L'expérimentation et la mise en oeuvre d'une telle réforme
supposent toutefois de réunir de nombreux préalables techniques
et, en premier lieu, de disposer d'un dispositif de description de
l'activité de soins suffisamment précis et détaillé
pour refléter la diversité de l'activité médicale
tout en permettant un traitement statistique et financier de l'information
recueillie. En France, le PMSI - et la classification de l'activité de
soins de courts séjours en groupes homogènes de malades (GHM)
à laquelle il aboutit - constitue l'instrument essentiel sur lequel peut
être bâti un tel système de financement.

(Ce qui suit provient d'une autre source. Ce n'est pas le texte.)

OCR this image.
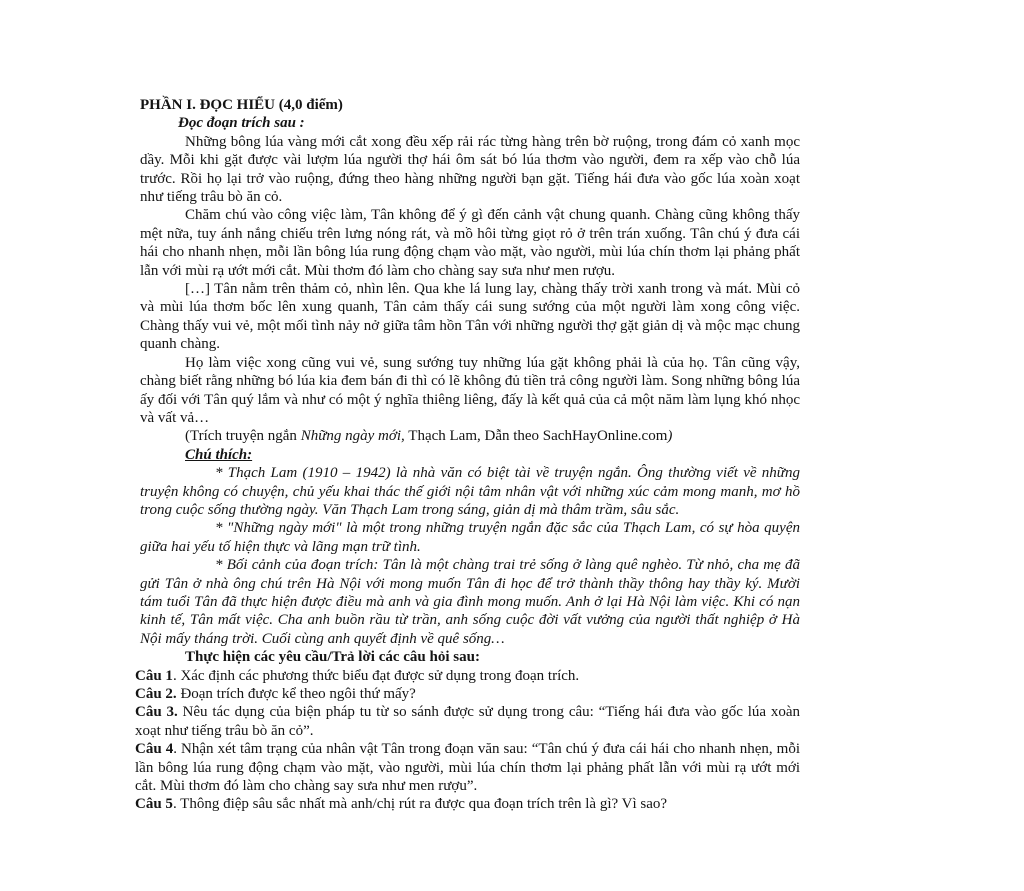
PHẦN I. ĐỌC HIỂU (4,0 điểm)

Đọc đoạn trích sau :

Những bông lúa vàng mới cắt xong đều xếp rải rác từng hàng trên bờ ruộng, trong đám cỏ xanh mọc dầy. Mỗi khi gặt được vài lượm lúa người thợ hái ôm sát bó lúa thơm vào người, đem ra xếp vào chỗ lúa trước. Rồi họ lại trở vào ruộng, đứng theo hàng những người bạn gặt. Tiếng hái đưa vào gốc lúa xoàn xoạt như tiếng trâu bò ăn cỏ.

Chăm chú vào công việc làm, Tân không để ý gì đến cảnh vật chung quanh. Chàng cũng không thấy mệt nữa, tuy ánh nắng chiếu trên lưng nóng rát, và mồ hôi từng giọt rỏ ở trên trán xuống. Tân chú ý đưa cái hái cho nhanh nhẹn, mỗi lần bông lúa rung động chạm vào mặt, vào người, mùi lúa chín thơm lại phảng phất lẫn với mùi rạ ướt mới cắt. Mùi thơm đó làm cho chàng say sưa như men rượu.

[…] Tân nằm trên thảm cỏ, nhìn lên. Qua khe lá lung lay, chàng thấy trời xanh trong và mát. Mùi cỏ và mùi lúa thơm bốc lên xung quanh, Tân cảm thấy cái sung sướng của một người làm xong công việc. Chàng thấy vui vẻ, một mối tình nảy nở giữa tâm hồn Tân với những người thợ gặt giản dị và mộc mạc chung quanh chàng.

Họ làm việc xong cũng vui vẻ, sung sướng tuy những lúa gặt không phải là của họ. Tân cũng vậy, chàng biết rằng những bó lúa kia đem bán đi thì có lẽ không đủ tiền trả công người làm. Song những bông lúa ấy đối với Tân quý lắm và như có một ý nghĩa thiêng liêng, đấy là kết quả của cả một năm làm lụng khó nhọc và vất vả…

(Trích truyện ngắn Những ngày mới, Thạch Lam, Dẫn theo SachHayOnline.com)

Chú thích:

* Thạch Lam (1910 – 1942) là nhà văn có biệt tài về truyện ngắn. Ông thường viết về những truyện không có chuyện, chủ yếu khai thác thế giới nội tâm nhân vật với những xúc cảm mong manh, mơ hồ trong cuộc sống thường ngày. Văn Thạch Lam trong sáng, giản dị mà thâm trầm, sâu sắc.

* "Những ngày mới" là một trong những truyện ngắn đặc sắc của Thạch Lam, có sự hòa quyện giữa hai yếu tố hiện thực và lãng mạn trữ tình.

* Bối cảnh của đoạn trích: Tân là một chàng trai trẻ sống ở làng quê nghèo. Từ nhỏ, cha mẹ đã gửi Tân ở nhà ông chú trên Hà Nội với mong muốn Tân đi học để trở thành thầy thông hay thầy ký. Mười tám tuổi Tân đã thực hiện được điều mà anh và gia đình mong muốn. Anh ở lại Hà Nội làm việc. Khi có nạn kinh tế, Tân mất việc. Cha anh buồn rầu từ trần, anh sống cuộc đời vất vưởng của người thất nghiệp ở Hà Nội mấy tháng trời. Cuối cùng anh quyết định về quê sống…

Thực hiện các yêu cầu/Trả lời các câu hỏi sau:

Câu 1. Xác định các phương thức biểu đạt được sử dụng trong đoạn trích.

Câu 2. Đoạn trích được kể theo ngôi thứ mấy?

Câu 3. Nêu tác dụng của biện pháp tu từ so sánh được sử dụng trong câu: “Tiếng hái đưa vào gốc lúa xoàn xoạt như tiếng trâu bò ăn cỏ”.

Câu 4. Nhận xét tâm trạng của nhân vật Tân trong đoạn văn sau: “Tân chú ý đưa cái hái cho nhanh nhẹn, mỗi lần bông lúa rung động chạm vào mặt, vào người, mùi lúa chín thơm lại phảng phất lẫn với mùi rạ ướt mới cắt. Mùi thơm đó làm cho chàng say sưa như men rượu”.

Câu 5. Thông điệp sâu sắc nhất mà anh/chị rút ra được qua đoạn trích trên là gì? Vì sao?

Les GHM ne formant
pas réellement une classification des
« pathologies » mais plutôt des séjours
hospitaliers (peuvent être regroupés dans une même classe
des séjours relevant de pathologies différentes), le terme de
« tarification à l'activité » doit être
préféré à celui de « tarification
à la pathologie ».
Par ailleurs, le système à élaborer ne peut se limiter au
financement de l'activité de soins de court séjour mais doit
également couvrir les autres activités de soins (moyen
séjour, psychiatrie) et aussi les autres missions d'intérêt
général (accueil des urgences, formation, recherche, accueil
social, permanence des soins, activités de support, etc.) non ou mal
prises en compte par le PMSI. Il doit en outre comporter des dispositifs
propres à éviter tout effet non désiré, telle
l'éviction des patients les plus lourdement atteints ou
l'externalisation d'une partie des coûts.
L'objet de l'expérimentation est, précisément,
d'étudier les préalables techniques et les conditions
d'application d'un système de tarification à la pathologie
via
:
- l'amélioration du modèle de description de l'activité
médicale : avant d'utiliser le PMSI à des fins de tarification,
il est nécessaire de perfectionner le modèle des GHM pour mieux
prendre en compte les séjours s'écartant de la moyenne
(poly-pathologies, prises en charges non programmées, etc.) ou
certaines activités médicales telles les activités de
pointe ;
- l'élaboration des principes de tarification des séjours : la
détermination d'un tarif par séjour - notamment dans
l'hypothèse d'une tarification commune aux établissements publics
et privés - suppose de traiter les différences structurelles
entre les deux secteurs (écarts de rémunération
liés aux différences de statut des personnels,
rémunération à l'acte des professionnels de santé
exerçant en clinique) ;
- le financement des activités d'intérêt
général : des modalités de financement
particulières doivent être trouvées pour les
activités liées aux exigences de service public ou à des
missions d'intérêt général.
Les bénéfices attendus de la tarification à la
pathologie sont nombreux et résident notamment dans :
- une plus grande équité entre les établissements,
rémunérés en fonction de leur activité
réelle et des prestations qu'ils fournissent sur la base d'un tarif
fixé au plan national ;
- une incitation à la bonne gestion ;
- la suppression des disparités tarifaires actuelles non
justifiées entre l'hospitalisation publique et privée.